The largest humanities technology center in an American university, MATRIX's research focuses on multimedia digital repositories, educational uses of online content, and the use of the Internet for development.
Kornbluh is the Principle Investigator on a wide range of research and education projects funded by the National Science Foundation, the Nation Endowment for the Humanities, the State Department, Aid for International Development, the Department of Education, the Ford Foundation, the Andrew Mellon Foundation, the Michigan Humanities Council, and the Michigan Council for Arts and Cultural Affairs. Kornbluh oversees the National Gallery of the Spoken Word, a five year, $3.6 million dollar project to develop the usefulness of audio resources on line and "The Spoken Word: New Resources to Transform Teaching and Learning," an international NSF-funded collaborative project to incorporate audio resources into university courses. He is also directing the development of the African Online Digital Library, the first NSF-funded US-African partnership project in developing digital library resources.
A specialist in Modern American political history, whose historical scholarship focuses on political participation in the United States, Kornbluh is the author of "Why America Stopped Voting: The Decline of Participatory Democracy and the Emergence of Modern Electoral Politics, 1880-1918," New York University Press. His interests in democracy have involved him in a wide range of digital projects to bridge the digital divide worldwide. Kornbluh directs a State Department funded program to assist women's democratic organizing in West Africa by transferring Internet skills to women leaders and organizations. Kornbluh also co-directs a million dollar project funded by the Mellon and Ford Foundations, the South African National Cultural Heritage Training and Technology project, which is designed to overcome the legacy of Apartheid by strengthening south African civil society and training a new multicultural generation of cultural workers in that country.

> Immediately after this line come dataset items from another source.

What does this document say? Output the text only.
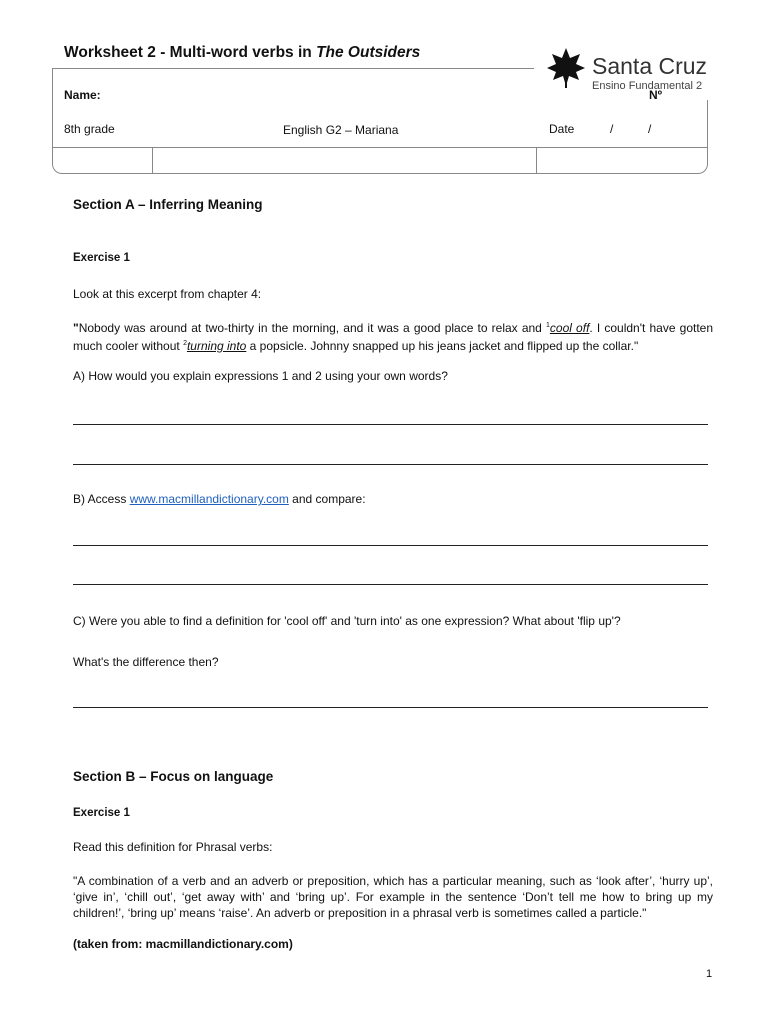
Worksheet 2 - Multi-word verbs in The Outsiders
Santa Cruz
Ensino Fundamental 2
Name:	Nº
8th grade	English G2 – Mariana	Date	/	/
Section A – Inferring Meaning
Exercise 1
Look at this excerpt from chapter 4:
"Nobody was around at two-thirty in the morning, and it was a good place to relax and $^1$cool off. I couldn't have gotten much cooler without $^2$turning into a popsicle. Johnny snapped up his jeans jacket and flipped up the collar."
A) How would you explain expressions 1 and 2 using your own words?
B) Access www.macmillandictionary.com and compare:
C) Were you able to find a definition for 'cool off' and 'turn into' as one expression? What about 'flip up'?
What's the difference then?
Section B – Focus on language
Exercise 1
Read this definition for Phrasal verbs:
"A combination of a verb and an adverb or preposition, which has a particular meaning, such as ‘look after’, ‘hurry up’, ‘give in’, ‘chill out’, ‘get away with’ and ‘bring up’. For example in the sentence ‘Don’t tell me how to bring up my children!’, ‘bring up’ means ‘raise’. An adverb or preposition in a phrasal verb is sometimes called a particle."
(taken from: macmillandictionary.com)
1
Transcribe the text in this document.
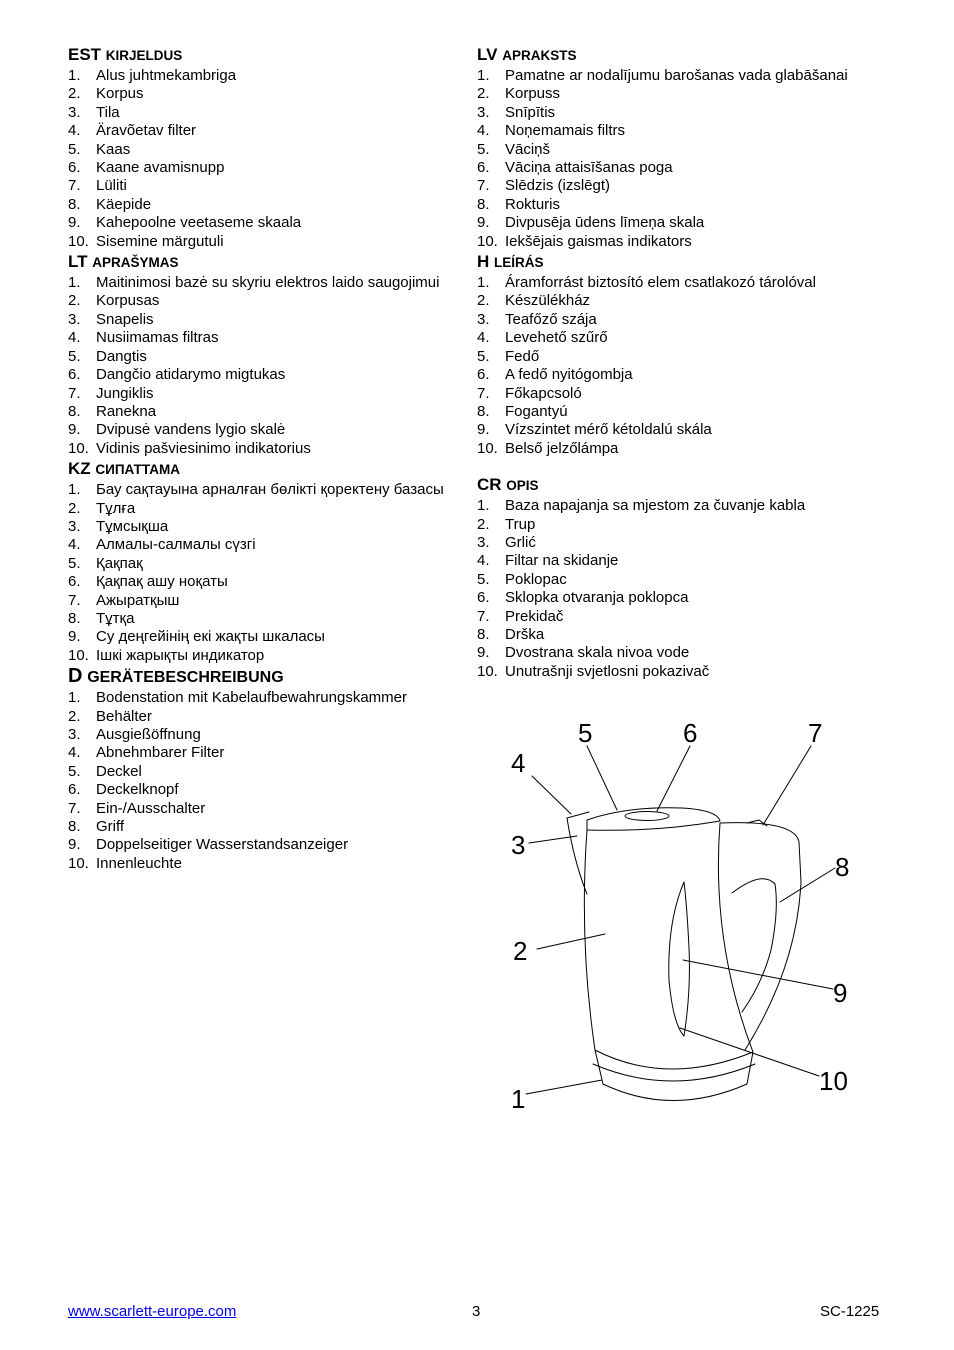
EST KIRJELDUS
1. Alus juhtmekambriga
2. Korpus
3. Tila
4. Äravõetav filter
5. Kaas
6. Kaane avamisnupp
7. Lüliti
8. Käepide
9. Kahepoolne veetaseme skaala
10. Sisemine märgutuli
LT APRAŠYMAS
1. Maitinimosi bazė su skyriu elektros laido saugojimui
2. Korpusas
3. Snapelis
4. Nusiimamas filtras
5. Dangtis
6. Dangčio atidarymo migtukas
7. Jungiklis
8. Ranekna
9. Dvipusė vandens lygio skalė
10. Vidinis pašviesinimo indikatorius
KZ СИПАТТАМА
1. Бау сақтауына арналған бөлікті қоректену базасы
2. Тұлға
3. Тұмсықша
4. Алмалы-салмалы сүзгі
5. Қақпақ
6. Қақпақ ашу ноқаты
7. Ажыратқыш
8. Тұтқа
9. Су деңгейінің екі жақты шкаласы
10. Ішкі жарықты индикатор
D GERÄTEBESCHREIBUNG
1. Bodenstation mit Kabelaufbewahrungskammer
2. Behälter
3. Ausgießöffnung
4. Abnehmbarer Filter
5. Deckel
6. Deckelknopf
7. Ein-/Ausschalter
8. Griff
9. Doppelseitiger Wasserstandsanzeiger
10. Innenleuchte
LV APRAKSTS
1. Pamatne ar nodalījumu barošanas vada glabāšanai
2. Korpuss
3. Snīpītis
4. Noņemamais filtrs
5. Vāciņš
6. Vāciņa attaisīšanas poga
7. Slēdzis (izslēgt)
8. Rokturis
9. Divpusēja ūdens līmeņa skala
10. Iekšējais gaismas indikators
H LEÍRÁS
1. Áramforrást biztosító elem csatlakozó tárolóval
2. Készülékház
3. Teafőző szája
4. Levehető szűrő
5. Fedő
6. A fedő nyitógombja
7. Főkapcsoló
8. Fogantyú
9. Vízszintet mérő kétoldalú skála
10. Belső jelzőlámpa
CR OPIS
1. Baza napajanja sa mjestom za čuvanje kabla
2. Trup
3. Grlić
4. Filtar na skidanje
5. Poklopac
6. Sklopka otvaranja poklopca
7. Prekidač
8. Drška
9. Dvostrana skala nivoa vode
10. Unutrašnji svjetlosni pokazivač
1
2
3
4
5	6	7
8
9
10
www.scarlett-europe.com	3	SC-1225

Kornbluh also serves as the executive director of H-Net: Humanities and Social Sciences OnLine, an international scholarly society composed of over 140 discussion networks with over 500 scholarly editors and over 100,000 members. Committed to developing free and open access to scholarly resources online, H-Net is the world's largest publisher of online scholarly book reviews and hosts one of the most used humanities sites on the web.
Kornbluh has spoken at conferences around the world on a wide range of digital humanities issues, and has served as an advisor and/or evaluator for many funding agencies on digital projects. He currently serves on a wide variety of advisory and oversight boards including the National Academy of Science's Computer Science and Technology Board's Taskforce on Digital Preservation and the National Archives, the American Historical Association's Task Force on Intellectual Property, the National Advisory Board for METS: Metadata Encoding and Transmission Standards, The Steering Committee for Building Blocks, the National Initiative for a Networked Cultural Heritage's project to link humanists and computer scientists, NINCH's Best Practices in Humanities Digitization Advisory Board, the National Advisory Board for the Society of History Education, the Editorial Board for the Journal of Multimedia History, and the National Advisory Board for MaLACH, Multilingual Access to Large Spoken Archives.